My best friend, Keri, and I one month after my first pregnancy loss in 2015 at a memorial walk for lost babies to raise funds for our local March of Dimes. We walked for Bayley that day.
Losing a baby to miscarriage makes you feel so very alone.
In many cases, besides your spouse and a few close friends, not many people know that you have even experienced such a devastating, heartbreaking loss. The world keeps moving, bills keep adding up and you have to muddle through your grief with all the courage you can muster.
However, hidden beneath the tears, the sadness and the feelings of shame, are those that take some of the burden off of our minds and our hearts.
They stop by with casseroles and tell you that they, too, lost a baby in 1980, but never told anyone about it until today.
They sit with you on your front porch as you cry into another tissue, patting you on the back between gut-wrenching sobs that you don't think you'll ever be able to stifle.
The accompany you to memorial walks that support other mothers that have lost babies too soon, as you walk in the memory of your own sweet little one.

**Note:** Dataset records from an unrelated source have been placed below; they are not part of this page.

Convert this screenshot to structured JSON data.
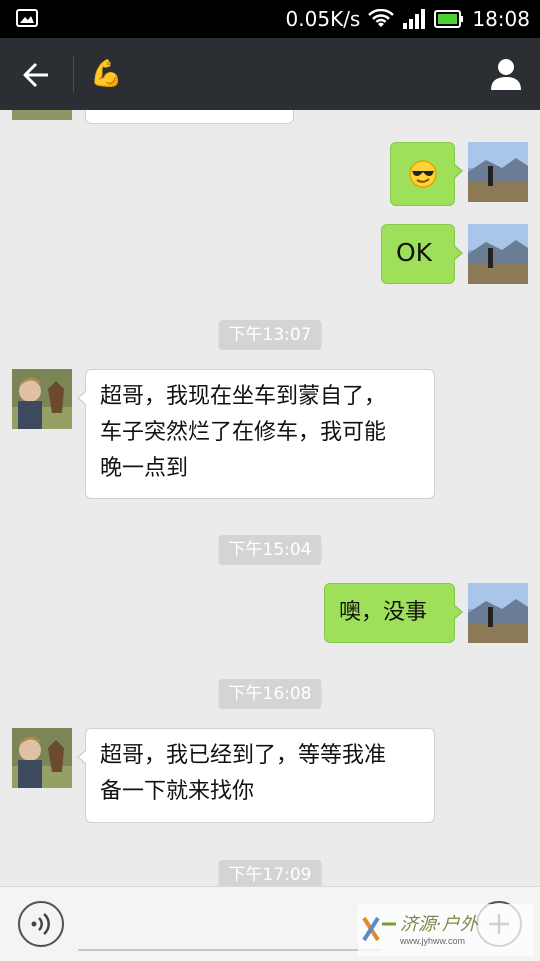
{
  "status_bar": {
    "speed": "0.05K/s",
    "time": "18:08",
    "icons": [
      "gallery-icon",
      "wifi-icon",
      "signal-icon",
      "battery-icon"
    ]
  },
  "header": {
    "title_emoji": "💪",
    "icons": [
      "back-arrow-icon",
      "profile-icon"
    ]
  },
  "messages": [
    {
      "type": "in",
      "text": "",
      "partial": true
    },
    {
      "type": "out",
      "emoji": "sunglasses-face-icon"
    },
    {
      "type": "out",
      "text": "OK"
    },
    {
      "type": "time",
      "text": "下午13:07"
    },
    {
      "type": "in",
      "lines": [
        "超哥，我现在坐车到蒙自了，",
        "车子突然烂了在修车，我可能",
        "晚一点到"
      ]
    },
    {
      "type": "time",
      "text": "下午15:04"
    },
    {
      "type": "out",
      "text": "噢，没事"
    },
    {
      "type": "time",
      "text": "下午16:08"
    },
    {
      "type": "in",
      "lines": [
        "超哥，我已经到了，等等我准",
        "备一下就来找你"
      ]
    },
    {
      "type": "time",
      "text": "下午17:09"
    }
  ],
  "input_bar": {
    "placeholder": "",
    "icons": [
      "voice-icon",
      "plus-icon"
    ]
  },
  "watermark": {
    "text": "济源·户外",
    "url": "www.jyhww.com"
  },
  "colors": {
    "header_bg": "#2b2e33",
    "chat_bg": "#ebebeb",
    "outgoing_bubble": "#9fe05a",
    "incoming_bubble": "#ffffff",
    "timestamp_bg": "#d4d4d4"
  }
}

They message you saying "me too," on social media after you finally find the courage to open up about your loss, six months after the fact, because not talking about it helps no one.
They gift you tiny sleeping angel statues and carve pumpkins with your baby's name in them, just to show you how much they care and how much your baby's life meant to them, too.

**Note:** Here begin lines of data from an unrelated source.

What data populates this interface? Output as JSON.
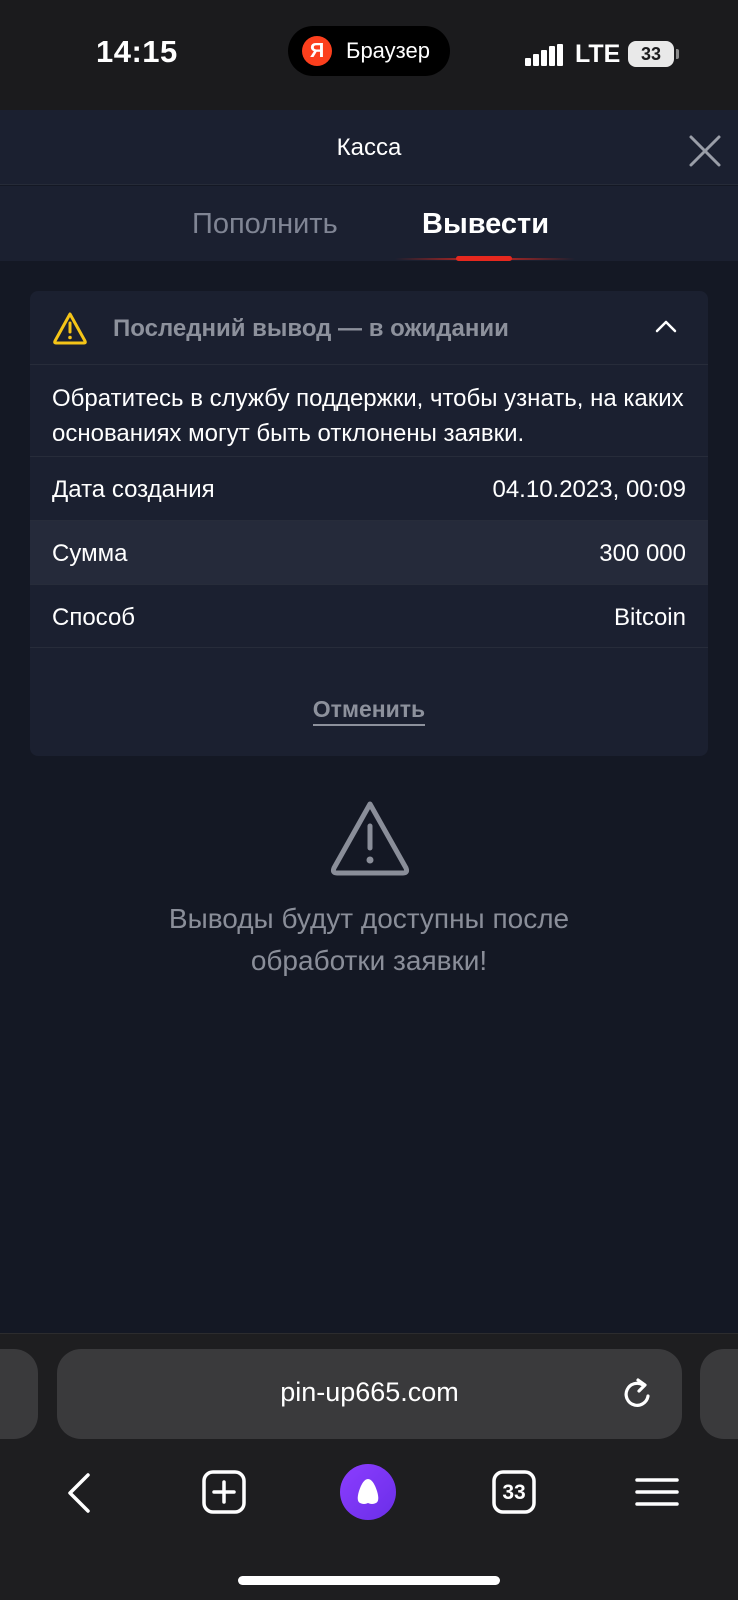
{
  "status_bar": {
    "time": "14:15",
    "browser_pill_label": "Браузер",
    "browser_logo_letter": "Я",
    "network": "LTE",
    "battery": "33"
  },
  "header": {
    "title": "Касса"
  },
  "tabs": [
    {
      "label": "Пополнить",
      "active": false
    },
    {
      "label": "Вывести",
      "active": true
    }
  ],
  "card": {
    "title": "Последний вывод — в ожидании",
    "note": "Обратитесь в службу поддержки, чтобы узнать, на каких основаниях могут быть отклонены заявки.",
    "rows": [
      {
        "label": "Дата создания",
        "value": "04.10.2023, 00:09"
      },
      {
        "label": "Сумма",
        "value": "300 000"
      },
      {
        "label": "Способ",
        "value": "Bitcoin"
      }
    ],
    "cancel_label": "Отменить"
  },
  "empty_state": {
    "line1": "Выводы будут доступны после",
    "line2": "обработки заявки!"
  },
  "browser": {
    "url": "pin-up665.com",
    "tabs_count": "33"
  },
  "colors": {
    "accent": "#e6281e",
    "warning": "#f5c518",
    "background": "#141824",
    "card": "#1b2030",
    "alice": "#7b34f5"
  }
}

They show you excerpts in books they recently read about Heaven, and how they believe your baby is there now, too.
They talk to us every month or so after our loss, reassuring us that we will get through this, just as they have a year or so prior.
Mostly, they listen. They listen to you talk about how you feel so broken inside. They listen to you try to rationalize your own grief for a person you never even got to meet, but loved so very much. They listen to you scheme up ideas of things you want to do to remember them. They listen to your worries as you begin the process of trying again, more scared than you've ever been.
They are your favorite cousin from childhood.
They are your great-aunt, the sister of your beloved grandmother.
They are your husband's co-worker.
They are your aunts.
They are your best friend from elementary school.
They are your mom.
They are your dad.
They are your doctor.
They are your best friend.
They are the ones that pick up miscarriage mamas, by the elbows and by the heart, and lift us up. They see the amount of pain we are in. They see the devastating loss in our eyes, and they feel it, too, because our babies would've been their nephew, cousin or grandson. They hold us as we weep on our beds. They come with us when we get tattoos for our babies. They never forget what would have been her birthday, even years after she has gone.
The friends that walk with us through miscarriage are the heroes of this story. They are the ones that parents, deep in the dark hollow of grief and despair, will remember years later.
We thank you. We may not be able to say it at the time, but know that your kind words, your sweet actions and your listening ear, meant more than we can ever tell you.